We want as many people and organizations as possible to be able to make use of DSOL. Therefore, the license of DSOL is a BSD 3-clause license, which states that DSOL can be used for any purpose, public or commercial, where TU Delft is not responsible or accountable in any way for the correct working of the software. All sources of DSOL are provided on the Maven website and through SVN. DSOL is only dependent on packages that have a license that is equally open, such as the MIT license, BSD license, Apache license, or Eclipse license. We use libraries with the LGPL (Library GPL or Lesser GPL license), but not with the GPL license, as that would make commercial use and commercial extensions of DSOL more difficult.

References

  • Banks, J. (Ed.). (1998). Handbook of simulation : Principles, methodology, advances, applications, and practice. New York, NY: Interscience.
  • Bloch, J. (2018). Effective Java (3rd ed.). Boston, MA: Addison-Wesley.
  • Eckel, B. (2006). Thinking in Java (4th ed.). Upper Saddle River, NJ: Prentice-Hall.

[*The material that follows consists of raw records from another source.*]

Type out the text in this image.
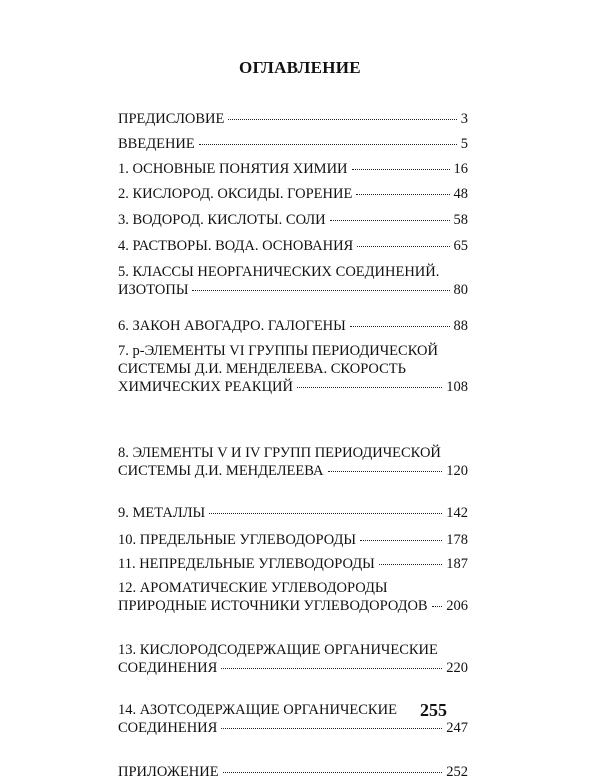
ОГЛАВЛЕНИЕ
ПРЕДИСЛОВИЕ	3
ВВЕДЕНИЕ	5
1. ОСНОВНЫЕ ПОНЯТИЯ ХИМИИ	16
2. КИСЛОРОД. ОКСИДЫ. ГОРЕНИЕ	48
3. ВОДОРОД. КИСЛОТЫ. СОЛИ	58
4. РАСТВОРЫ. ВОДА. ОСНОВАНИЯ	65
5. КЛАССЫ НЕОРГАНИЧЕСКИХ СОЕДИНЕНИЙ.
ИЗОТОПЫ	80
6. ЗАКОН АВОГАДРО. ГАЛОГЕНЫ	88
7. р-ЭЛЕМЕНТЫ VI ГРУППЫ ПЕРИОДИЧЕСКОЙ
СИСТЕМЫ Д.И. МЕНДЕЛЕЕВА. СКОРОСТЬ
ХИМИЧЕСКИХ РЕАКЦИЙ	108
8. ЭЛЕМЕНТЫ V И IV ГРУПП ПЕРИОДИЧЕСКОЙ
СИСТЕМЫ Д.И. МЕНДЕЛЕЕВА	120
9. МЕТАЛЛЫ	142
10. ПРЕДЕЛЬНЫЕ УГЛЕВОДОРОДЫ	178
11. НЕПРЕДЕЛЬНЫЕ УГЛЕВОДОРОДЫ	187
12. АРОМАТИЧЕСКИЕ УГЛЕВОДОРОДЫ
ПРИРОДНЫЕ ИСТОЧНИКИ УГЛЕВОДОРОДОВ 206
13. КИСЛОРОДСОДЕРЖАЩИЕ ОРГАНИЧЕСКИЕ
СОЕДИНЕНИЯ	220
14. АЗОТСОДЕРЖАЩИЕ ОРГАНИЧЕСКИЕ
СОЕДИНЕНИЯ	247
ПРИЛОЖЕНИЕ	252
255
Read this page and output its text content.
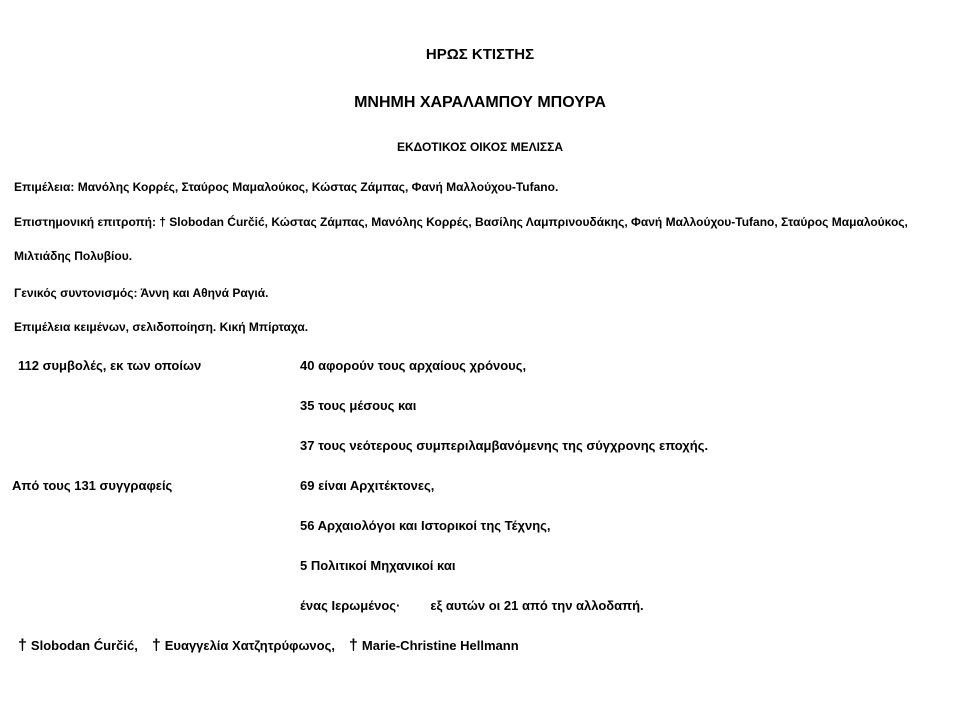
ΗΡΩΣ ΚΤΙΣΤΗΣ
ΜΝΗΜΗ ΧΑΡΑΛΑΜΠΟΥ ΜΠΟΥΡΑ
ΕΚΔΟΤΙΚΟΣ ΟΙΚΟΣ ΜΕΛΙΣΣΑ
Επιμέλεια: Μανόλης Κορρές, Σταύρος Μαμαλούκος, Κώστας Ζάμπας, Φανή Μαλλούχου-Tufano.
Επιστημονική επιτροπή: † Slobodan Ćurčić, Κώστας Ζάμπας, Μανόλης Κορρές, Βασίλης Λαμπρινουδάκης, Φανή Μαλλούχου-Tufano, Σταύρος Μαμαλούκος, Μιλτιάδης Πολυβίου.
Γενικός συντονισμός: Άννη και Αθηνά Ραγιά.
Επιμέλεια κειμένων, σελιδοποίηση. Κική Μπίρταχα.
112 συμβολές, εκ των οποίων	40 αφορούν τους αρχαίους χρόνους,
35 τους μέσους και
37 τους νεότερους συμπεριλαμβανόμενης της σύγχρονης εποχής.
Από τους 131 συγγραφείς	69 είναι Αρχιτέκτονες,
56 Αρχαιολόγοι και Ιστορικοί της Τέχνης,
5 Πολιτικοί Μηχανικοί και
ένας Ιερωμένος· εξ αυτών οι 21 από την αλλοδαπή.
† Slobodan Ćurčić, † Ευαγγελία Χατζητρύφωνος, † Marie-Christine Hellmann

  • Jacobs, P. H. M. (2005). The DSOL simulation suite. PhD thesis, Delft University of Technology.
  • Jacobs, P. H. M., Lang, N. A., & Verbraeck, A. (2002). DSOL: A distributed Java based discrete event simulation architecture. In Proceedings of the 2002 Winter Simulation Conference. New York, NY: ACM Press.
  • Law, A. M., & Kelton, W. D. (2014). Simulation modeling and analysis (5th ed.). New York, NY: Mc Graw-Hill.
  • Naftalin, M., & Wadler, P. (2007). Java generics and collections. Sebastopol, CA: O’Reilly.
  • Sierra, K., & Bates, B. (2005). Head first Java (2nd ed.). Sebastopol, CA: O’Reilly.